Cob saw Fiora sit forward, eyes bright with the urge to argue, so he covered her with, “How'll the Light fix him?  I mean, the Light burns away impurities, it doesn't, um...”

“Give wits?” said Yendrah, then chuckled and clapped her placid nephew's shoulder.  “No, it won't make you clever or pretty or strong.  Not on its own.  You have to be worthy of the change.  The Light burns away the bad to clarify the good, and this boy has plenty of good.  Soon he'll be as he always should have been.”

In his mind's eye, he saw the throne room open up to swallow Ammala Cray and her kin, and his throat tightened.  “It...fixes people?”

“Of course, child.  What did you think?”

“I'm not here for fixin'.  Not sure about...”  He looked around at the older folks, dimly aware of a baseline of pain and illness from all of them.  The old man at the end of his bench was asleep again, jaw hanging open and a half-chewed samarlit leaf stuck to his lower lip; the others ate gingerly from age-spotted fingers, their bodies brittle and birdlike beneath their robes.  None had escorts, and he couldn't recall the faces of those who had brought them to the wagon this morning—there so briefly and then gone.

“Well, not everything can be fixed,” said Yendrah matter-of-factly.  Crossing her meaty arms over her chest, she surveyed their companions and said, “You must not be from a clan that requires this.  Yours do cremation?”

He blinked.  “Uh, no.  Sky burial.”

Her eyes narrowed, and she grunted something in the Ridvan dialect that the Guardian translated as
'accursed bird-fuckers'
.  Then she said, “The way to the Light ain't through the sky.  It's through the Palace.  When our elders are too weak to be of use, they take the pilgrimage to bask in the undiluted radiance of the Light and shed their bodies like ash.  Your folk leave them trapped in their corpses, waiting for the birds to peck them free.”

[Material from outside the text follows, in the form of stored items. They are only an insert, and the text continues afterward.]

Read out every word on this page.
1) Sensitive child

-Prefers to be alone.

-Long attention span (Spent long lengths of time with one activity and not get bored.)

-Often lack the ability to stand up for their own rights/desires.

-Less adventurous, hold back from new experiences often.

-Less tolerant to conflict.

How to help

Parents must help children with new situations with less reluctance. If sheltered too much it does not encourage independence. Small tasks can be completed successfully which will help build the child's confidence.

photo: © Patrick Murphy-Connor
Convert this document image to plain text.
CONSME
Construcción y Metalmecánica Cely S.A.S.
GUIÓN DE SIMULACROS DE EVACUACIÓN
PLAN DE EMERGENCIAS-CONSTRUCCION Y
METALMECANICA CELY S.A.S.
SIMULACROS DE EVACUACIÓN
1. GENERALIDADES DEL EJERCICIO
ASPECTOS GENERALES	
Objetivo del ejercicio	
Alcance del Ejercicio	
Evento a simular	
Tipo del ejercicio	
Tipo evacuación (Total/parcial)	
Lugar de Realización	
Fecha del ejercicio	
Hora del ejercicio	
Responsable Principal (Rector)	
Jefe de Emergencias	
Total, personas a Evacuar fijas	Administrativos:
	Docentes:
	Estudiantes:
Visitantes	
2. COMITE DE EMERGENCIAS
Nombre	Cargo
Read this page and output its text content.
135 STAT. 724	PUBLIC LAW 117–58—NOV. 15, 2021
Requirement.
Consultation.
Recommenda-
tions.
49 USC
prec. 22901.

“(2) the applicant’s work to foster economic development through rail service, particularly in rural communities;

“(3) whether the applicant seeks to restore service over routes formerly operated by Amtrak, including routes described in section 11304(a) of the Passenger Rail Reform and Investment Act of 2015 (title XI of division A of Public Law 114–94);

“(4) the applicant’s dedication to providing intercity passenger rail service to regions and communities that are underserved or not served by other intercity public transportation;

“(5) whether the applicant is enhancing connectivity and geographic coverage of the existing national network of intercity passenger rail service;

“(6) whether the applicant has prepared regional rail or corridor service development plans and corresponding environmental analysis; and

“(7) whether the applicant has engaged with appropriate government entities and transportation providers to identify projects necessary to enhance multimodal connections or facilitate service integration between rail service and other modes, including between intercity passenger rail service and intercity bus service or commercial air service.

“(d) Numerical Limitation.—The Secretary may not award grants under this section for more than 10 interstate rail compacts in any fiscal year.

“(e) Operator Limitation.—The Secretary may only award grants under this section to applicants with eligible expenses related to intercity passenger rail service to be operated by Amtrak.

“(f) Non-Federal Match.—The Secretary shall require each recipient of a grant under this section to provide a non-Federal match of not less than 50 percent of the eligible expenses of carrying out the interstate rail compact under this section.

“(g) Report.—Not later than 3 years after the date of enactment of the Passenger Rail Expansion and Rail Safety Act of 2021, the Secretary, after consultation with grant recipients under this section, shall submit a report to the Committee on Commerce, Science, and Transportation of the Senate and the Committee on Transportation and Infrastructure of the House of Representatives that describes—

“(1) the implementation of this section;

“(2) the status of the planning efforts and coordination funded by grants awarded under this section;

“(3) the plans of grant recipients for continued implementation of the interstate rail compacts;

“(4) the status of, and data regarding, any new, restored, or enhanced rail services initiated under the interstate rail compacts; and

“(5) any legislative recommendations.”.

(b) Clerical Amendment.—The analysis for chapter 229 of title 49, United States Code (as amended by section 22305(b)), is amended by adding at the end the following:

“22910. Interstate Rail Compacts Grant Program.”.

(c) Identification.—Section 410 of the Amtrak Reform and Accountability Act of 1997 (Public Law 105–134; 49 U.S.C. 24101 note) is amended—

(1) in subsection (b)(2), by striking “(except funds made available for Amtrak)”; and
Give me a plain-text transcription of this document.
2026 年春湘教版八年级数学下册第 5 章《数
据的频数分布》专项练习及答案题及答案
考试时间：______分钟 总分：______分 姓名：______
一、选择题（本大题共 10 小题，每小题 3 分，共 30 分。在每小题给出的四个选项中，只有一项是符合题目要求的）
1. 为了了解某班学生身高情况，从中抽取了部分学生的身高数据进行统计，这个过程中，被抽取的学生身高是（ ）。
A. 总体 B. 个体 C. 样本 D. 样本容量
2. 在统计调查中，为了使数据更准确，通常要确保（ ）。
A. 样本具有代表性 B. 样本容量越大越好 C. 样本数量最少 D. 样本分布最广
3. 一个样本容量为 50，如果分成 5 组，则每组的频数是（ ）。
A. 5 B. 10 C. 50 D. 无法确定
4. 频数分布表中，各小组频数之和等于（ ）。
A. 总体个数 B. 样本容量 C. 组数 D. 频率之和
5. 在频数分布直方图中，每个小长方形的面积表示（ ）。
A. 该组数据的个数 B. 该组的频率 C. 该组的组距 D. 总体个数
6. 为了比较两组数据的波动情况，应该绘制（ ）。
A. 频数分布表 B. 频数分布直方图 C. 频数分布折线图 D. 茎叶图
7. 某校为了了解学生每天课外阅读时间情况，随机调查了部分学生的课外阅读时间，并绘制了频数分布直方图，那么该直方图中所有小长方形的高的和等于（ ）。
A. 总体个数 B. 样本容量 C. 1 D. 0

That's not how it is.  Souls escape immediately; birds just eat the meat.
  But Cob knew better than to start that argument.  He almost wished Lark was there to witness him not sticking his foot in his mouth.

“I didn't know that,” he said instead.  “So what about you?”

She gestured to her twisted foot.  “I've been destined for this since birth, my boy.  My mother was too soft-hearted to send me off as a child, and I was useful enough for looking after the babies once I was older.  Even got wed—just had to take care not to catch.  But now I've got the flutter in my heart, the aches in my bones, and someone has to take Kirim to the Light.  If it clarifies him, he can make it home on his own.”